Wednesday, September 24, 2014

Hector and The Search for Happiness Review



“Hector and the Search for Happiness,” is an uplifting, life affirming travel comedy in a similar vein to Ben Stiller’s “The Secret Life of Walter Mitty” from last year. Both revolve around males who live tidy but unsatisfying lives and want a little more excitement. In “Mitty,” the daydreamer Walter (Stiller) is a lowly and lonely picture archives worker at Time magazine who embarks on a grand adventure around the world to retrieve a missing photo. In “Hector,” Hector (Simon Pegg) is a dissatisfied psychiatrist who feels like he doesn’t have enough life experience to give his clients any real advice on how to be happy, so he embarks on a global journey to find out the meaning of happiness.

 “Hector” is a positive movie, something that’s scarce in the current cinema landscape. It may get you in the mood to travel but for all its globe trotting it’s not all that enlightening and it builds to a fairly obvious and simple outcome. In the long run, both “Hector” and “Mitty” feel outdated and stale instead of original and lively.

A problem “Hector” (directed by Peter Chelsom and based on the book by Francois Lelord) faces early on is that Hector’s life—as it is before he goes on his journey—doesn’t seem all that bad. He makes good money, he has time for hobbies such as flying remote control airplanes in the park and he has a loving, supportive girlfriend Clara (Rosamund Pike) who practically takes care of him. And yet he still complains about being unhappy. There’s not much at stake here. There’s not much to make the audience very sympathetic towards him and his problems.

And so when he goes gallivanting off to China, Africa and finally Los Angeles—to meet up with an old flame played by Toni Collette—it feels like a really selfish act. We’d all like to just get away and travel around the world but not all of us have the time and high paying jobs like Hector. Plus, what about Hector’s patients? You’re not a very good psychiatrist if you decide, out of the blue, to travel around the world for no set amount of time. All of this wouldn’t be as big a deal if the movie was purely comedy but while it does feature plenty of goofy moments, I’m not sure Chelsom is going strictly for comedy.

This is the next major issue that “Hector” suffers from. Tonally, it doesn’t seem to know what it wants to do. Sometimes it plays like a wacky travel comedy, containing annoying quirky comedy movie gimmicks--the drawings in Hector’s notebook he brings with him become animated for some reason-- while at other times it plays like a sappy, heavy-handed light drama about self-discovery. The scenes featuring Hector interviewing various people along his journey—Monks in a Chinese monastery, a businessman played by Stellan Skarsgard whose idea of happiness is money, a gangster played by Jean Reno in Africa—asking them to define happiness, begin to feel preachy, tedious and repetitive. Surprise! Happiness is comprised of many things.

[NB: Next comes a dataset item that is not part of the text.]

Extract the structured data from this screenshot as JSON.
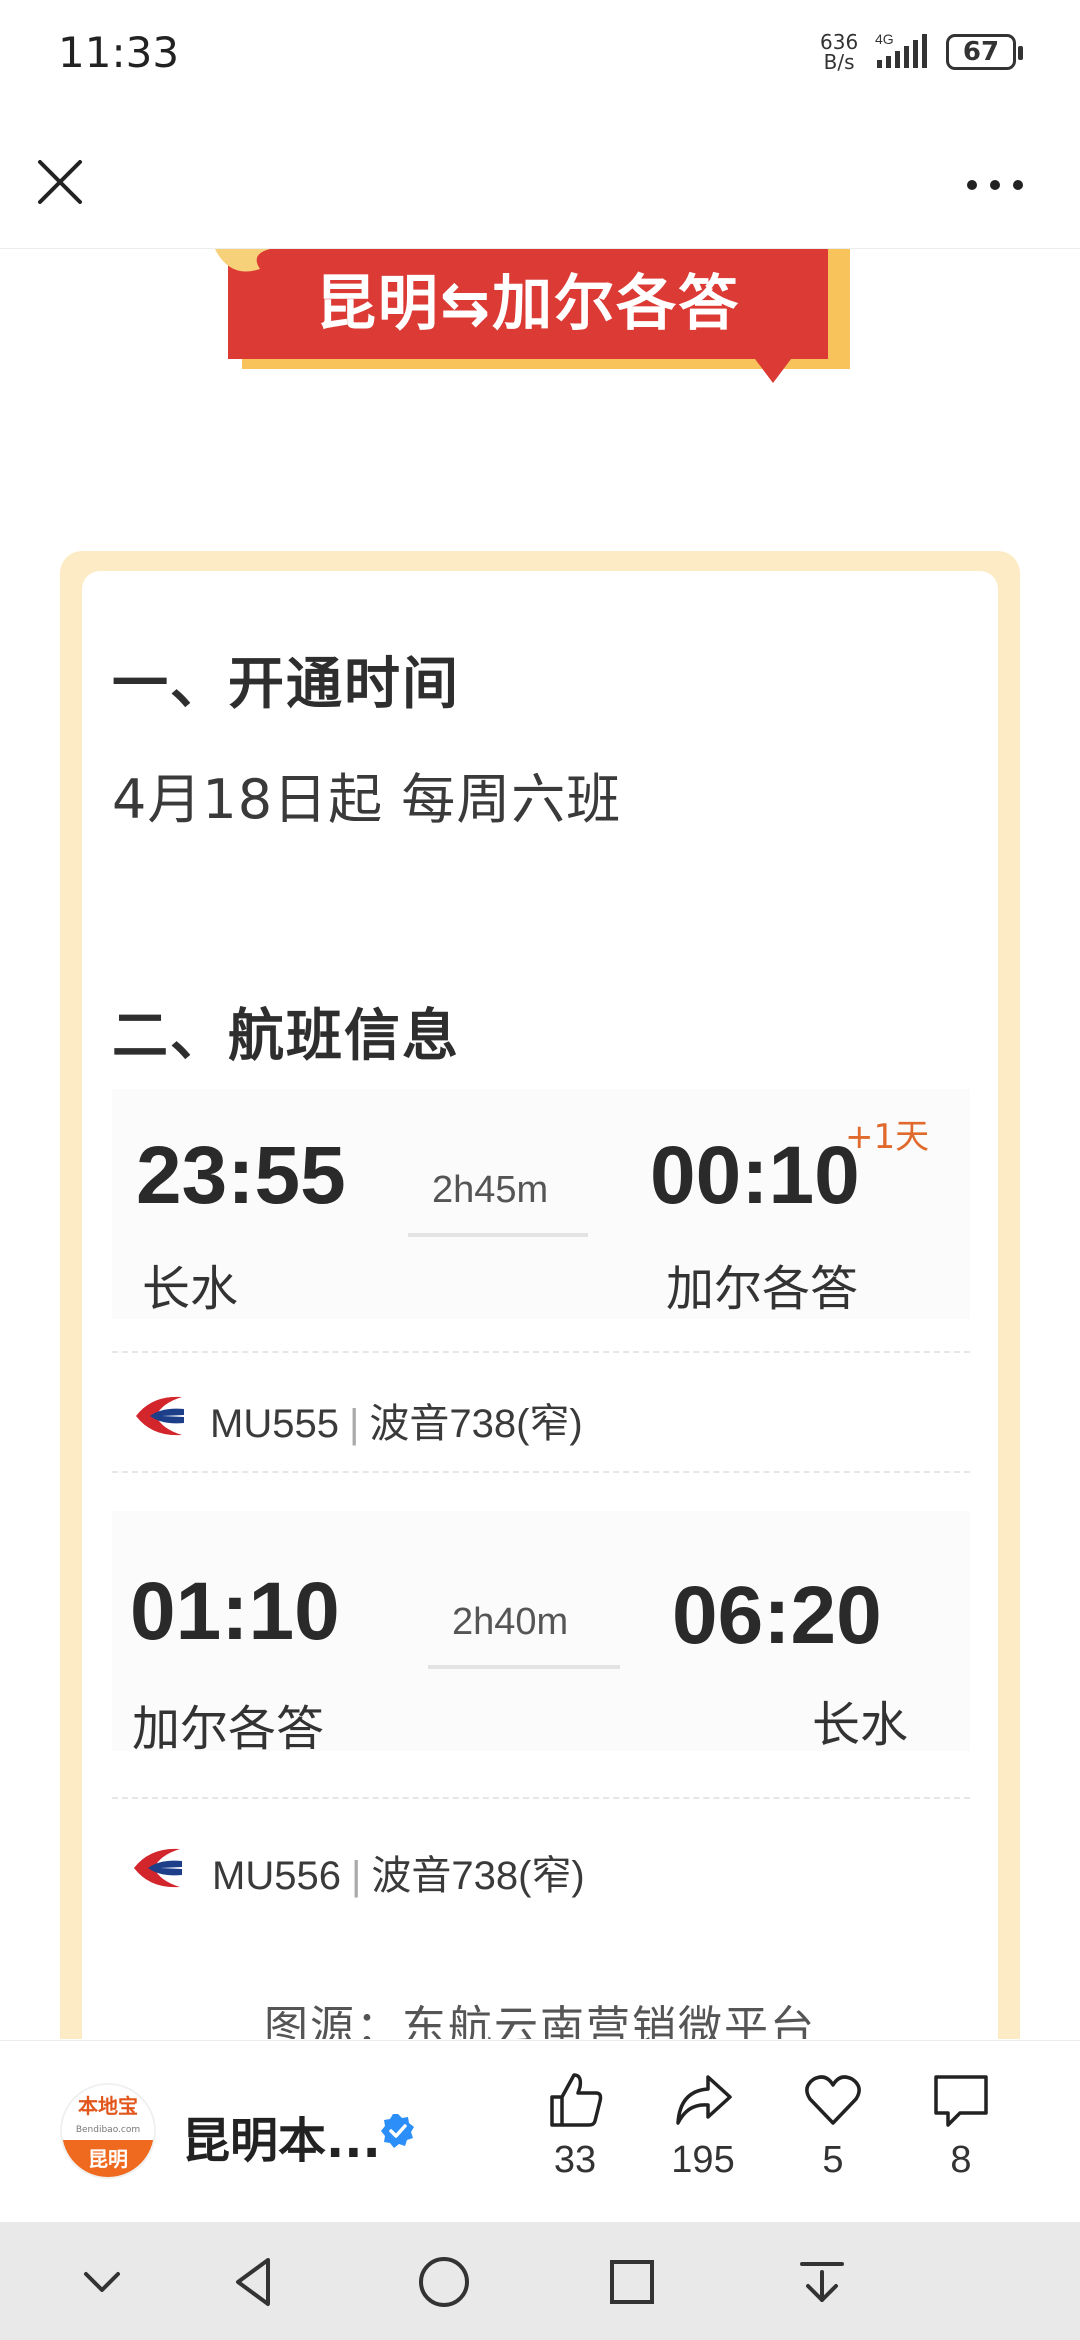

Not only that, the movie inserts peculiar bursts of intense drama, as when Hector is taken hostage by rebels in Africa. This appears to be the only serious conflict in the entire movie and yet Chelsom treats it like it’s no big deal. Through a stroke of luck Hector is released and he continues traveling. Now, had Chelsom used this incident as a way to snap Hector back into reality and make him realize that his old life may have been mundane and unadventurous but it’s better than being kidnapped, “Hector” might have been worthwhile. But no, as Hector resumes his travels, the movie goes back to its wacky and sappy ways. I’m sorry but being kidnapped isn’t something you just shake off; intense brutal scenes of abduction don’t gel with quirky notebook animations. Maybe that’s just me.

What’s most frustrating about the movie though is that for all the traveling Hector does and all the stuff he learns about the subject of happiness it ends on a rather trite and underwhelming note. I won’t spoil anything but it involves, of all things, love. The movie is supposed to be an exploration of happiness and yet it decides to go for a simple, cliché romantic-comedy ending.

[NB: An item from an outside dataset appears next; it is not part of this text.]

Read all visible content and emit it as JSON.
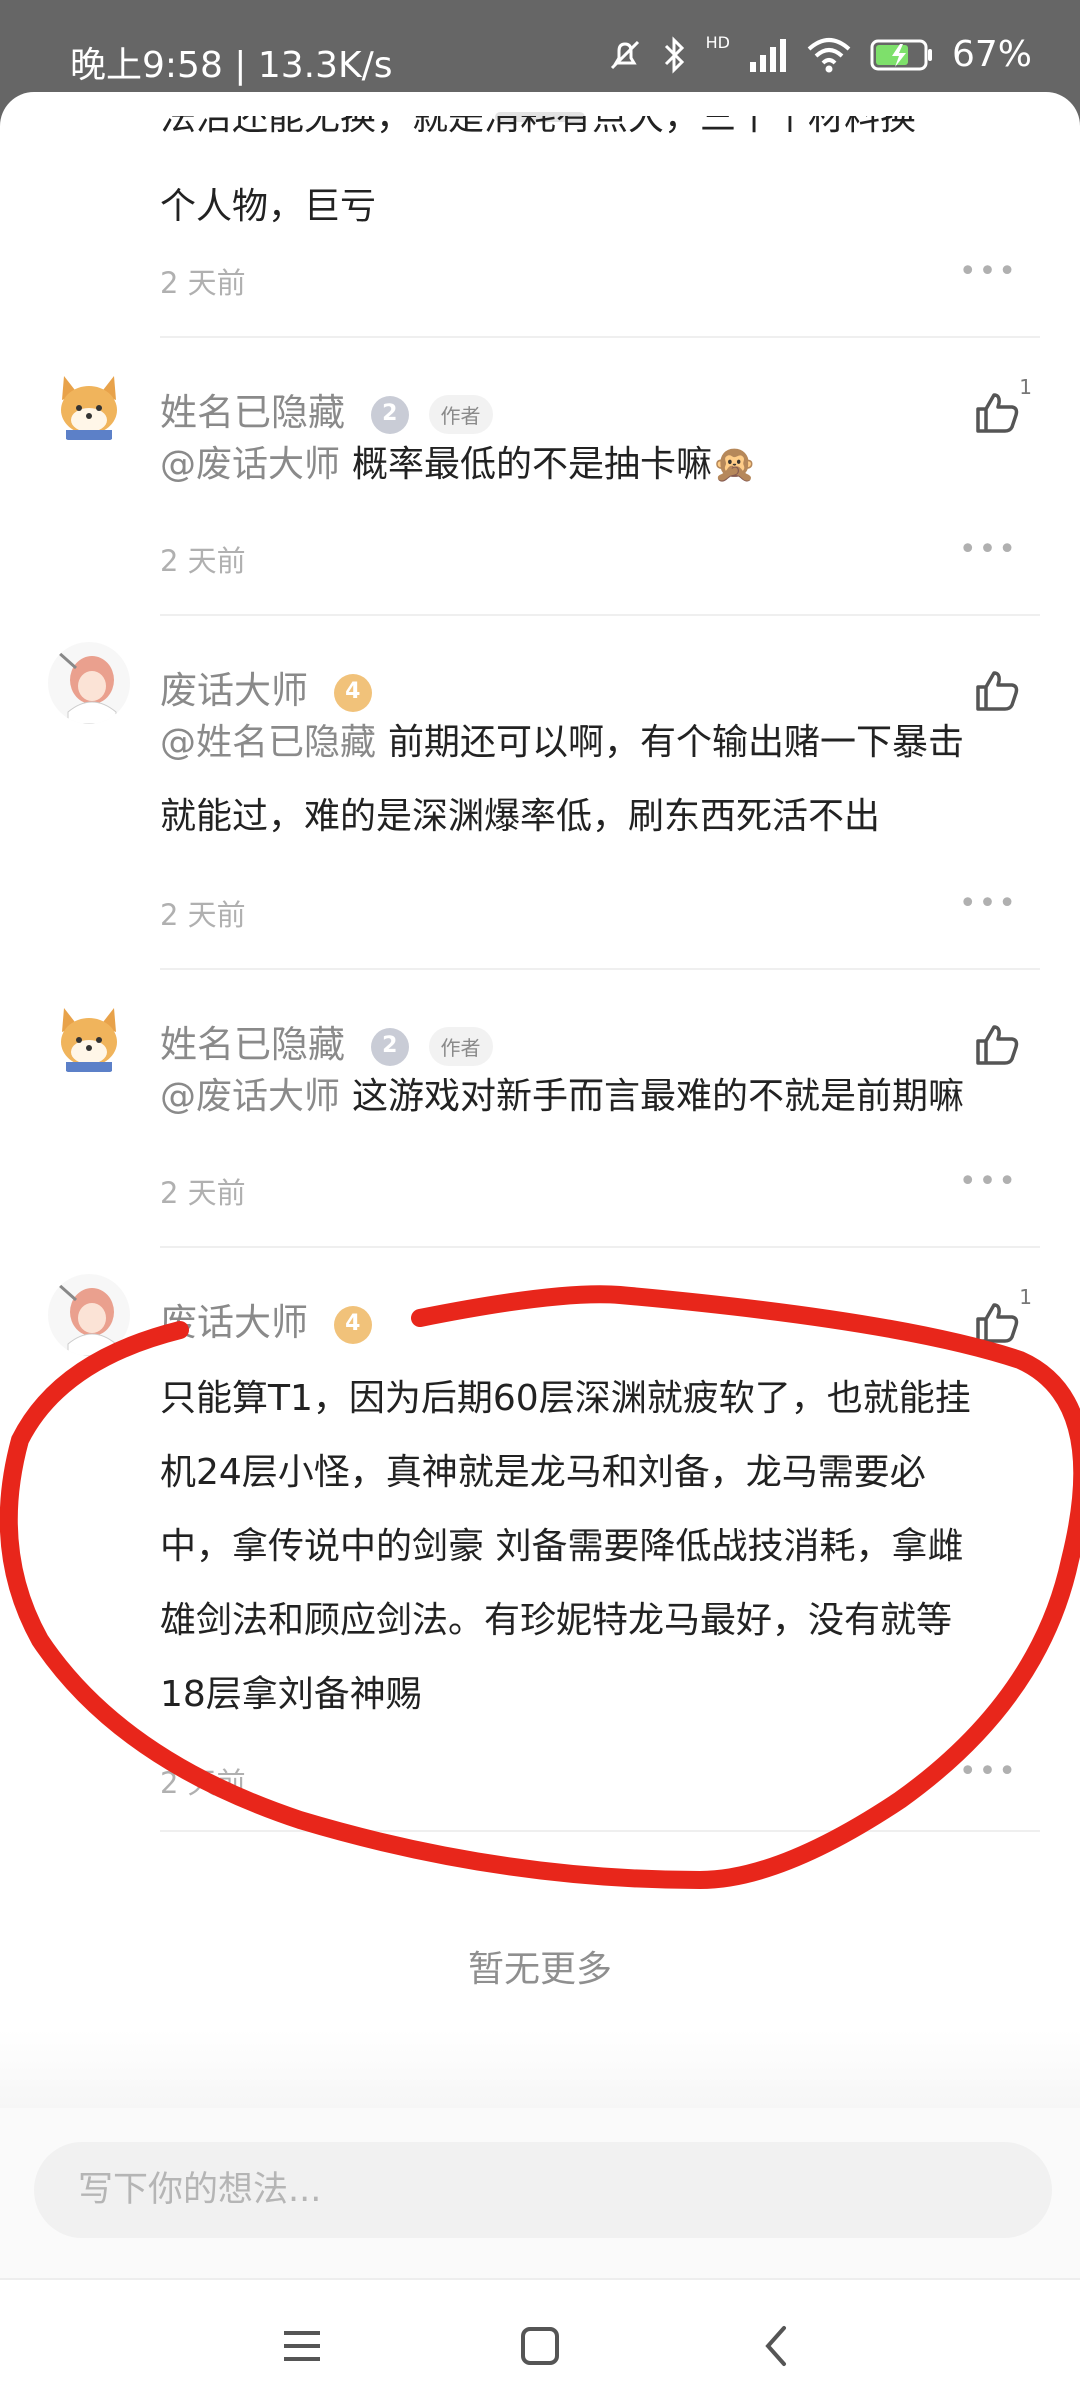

Fortunately, the movie has Pegg, who’s in top form as always. The forty four year old English actor plays the benevolent, “head in the clouds” kind of guy with ease and his Hector is certainly a more engaging protagonist than Stiller’s mopey, timid Walter in “Walter Mitty.” Pegg is the only thing that gives “Hector” any kind of life. Without him it would be nearly unwatchable.